Además de los problemas económicos y sociales, existen problemas psicológicos y morales igualmente graves que son el resultado de un bloqueo prolongado y el cambio radical de la vida impuesto por el coronavirus. Pero aquí la última palabra no descansa tanto en médicos y políticos como en sacerdotes, obispos y, finalmente, el pastor supremo de la Iglesia universal. Y, sin embargo, la imagen que el papa Francisco dio durante el Triduo Pascual fue la de un hombre abatido y deprimido, incapaz de enfrentar la catástrofe con las armas espirituales a su disposición. Lo mismo puede decirse de la mayoría de los obispos, líderes eclesiásticos que carecen de estudios teológicos serios o de cualquier vida espiritual auténtica.
¿Qué deben hacer los contrarrevolucionarios en esta situación? ¿Aquellos que son fieles a la Tradición, los católicos entusiastas que están llenos del espíritu apostólico? ¿Cuál debería ser su estrategia frente a las maniobras de las fuerzas de la oscuridad?

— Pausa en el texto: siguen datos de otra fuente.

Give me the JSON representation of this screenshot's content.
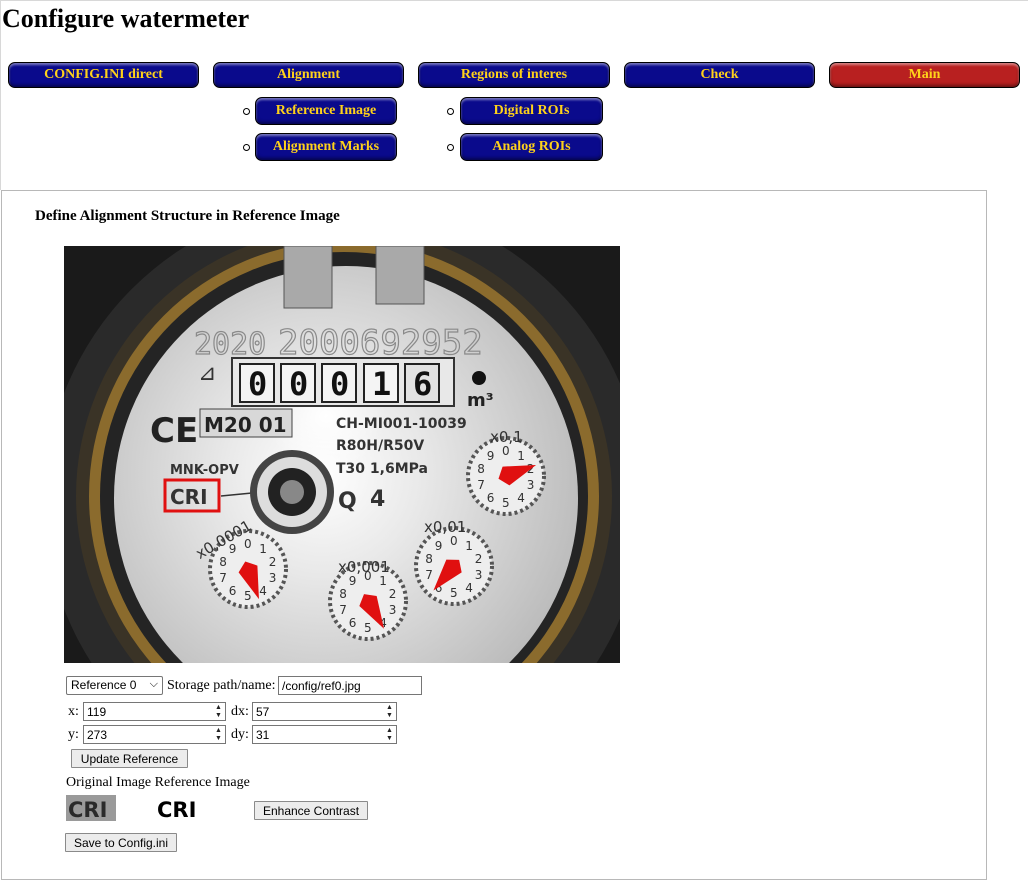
{
  "page": {
    "title": "Configure watermeter"
  },
  "nav": {
    "config": "CONFIG.INI direct",
    "alignment": "Alignment",
    "roi": "Regions of interes",
    "check": "Check",
    "main": "Main",
    "reference_image": "Reference Image",
    "alignment_marks": "Alignment Marks",
    "digital_rois": "Digital ROIs",
    "analog_rois": "Analog ROIs"
  },
  "section": {
    "title": "Define Alignment Structure in Reference Image"
  },
  "meter": {
    "year": "2020",
    "serial": "2000692952",
    "digits": [
      "0",
      "0",
      "0",
      "1",
      "6"
    ],
    "unit": "m³",
    "ce": "CE",
    "m20": "M20 01",
    "model": "CH-MI001-10039",
    "ratio": "R80H/R50V",
    "temp": "T30  1,6MPa",
    "mnk": "MNK-OPV",
    "cri": "CRI",
    "q": "Q",
    "q_val": "4",
    "dials": [
      "x0,1",
      "x0,0001",
      "x0,001",
      "x0,01"
    ]
  },
  "form": {
    "reference_select": "Reference 0",
    "storage_label": "Storage path/name:",
    "storage_value": "/config/ref0.jpg",
    "x_label": "x:",
    "x_value": "119",
    "dx_label": "dx:",
    "dx_value": "57",
    "y_label": "y:",
    "y_value": "273",
    "dy_label": "dy:",
    "dy_value": "31",
    "update_button": "Update Reference",
    "orig_ref_label": "Original Image Reference Image",
    "enhance_button": "Enhance Contrast",
    "save_button": "Save to Config.ini"
  },
  "colors": {
    "nav_blue": "#0a0a8c",
    "nav_red": "#b82020",
    "nav_text": "#ffd21a",
    "marker_red": "#e01010"
  }
}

En primer lugar, deberían demostrar que el mundo se está derrumbando, y que el mundo globalizado proyectado por Bill Gates y sus amigos no logrará mantenerse en pie, a pesar de todos sus esfuerzos. El fin de este mundo que es hijo de la Revolución se anunció hace cien años en Fátima, y el horizonte que tenemos frente a nosotros no es la hora de la dictadura final del Anticristo sino del Triunfo del Inmaculado Corazón de María, precedido por los castigos anunciados por la Santísima Madre si la humanidad no se convirtiera. Hoy, incluso entre los mejores católicos, existe una resistencia psicológica contra el hablar de castigos. Pero el conde Joseph de Maistre nos amonesta: “El castigo gobierna a toda la humanidad; el castigo vigila mientras los vigilantes duermen”. Les soirées de Saint Petersbourg, Pelagard, Lyon 1836, vol. I, p. 37)
San Carlos Borromeo a su vez recuerda que “entre todas las otras correcciones que envía su divina Majestad, el castigo de las pestes generalmente se atribuye a su mano de una manera más especial”, y explica este principio con el ejemplo de David, el rey pecador, a quien Dios le dio la opción de plaga, guerra o hambre como castigo. David eligió la plaga con estas palabras: “Melius est ut incidam in manus Domini, quam in manus hominum” (Es mejor que caiga en manos de Dios que en manos de hombres). Por lo tanto, San Carlos concluye que “la peste, junto con la guerra y el hambre, se atribuye muy especialmente a la mano de Dios” (Memoriale ai Milanesi di Carlo Borromeo, Giordano Editore, Milán 1965, p. 34).
Es la hora de reconocer la mano misericordiosa de Dios en los flagelos que comienzan a golpear a la humanidad.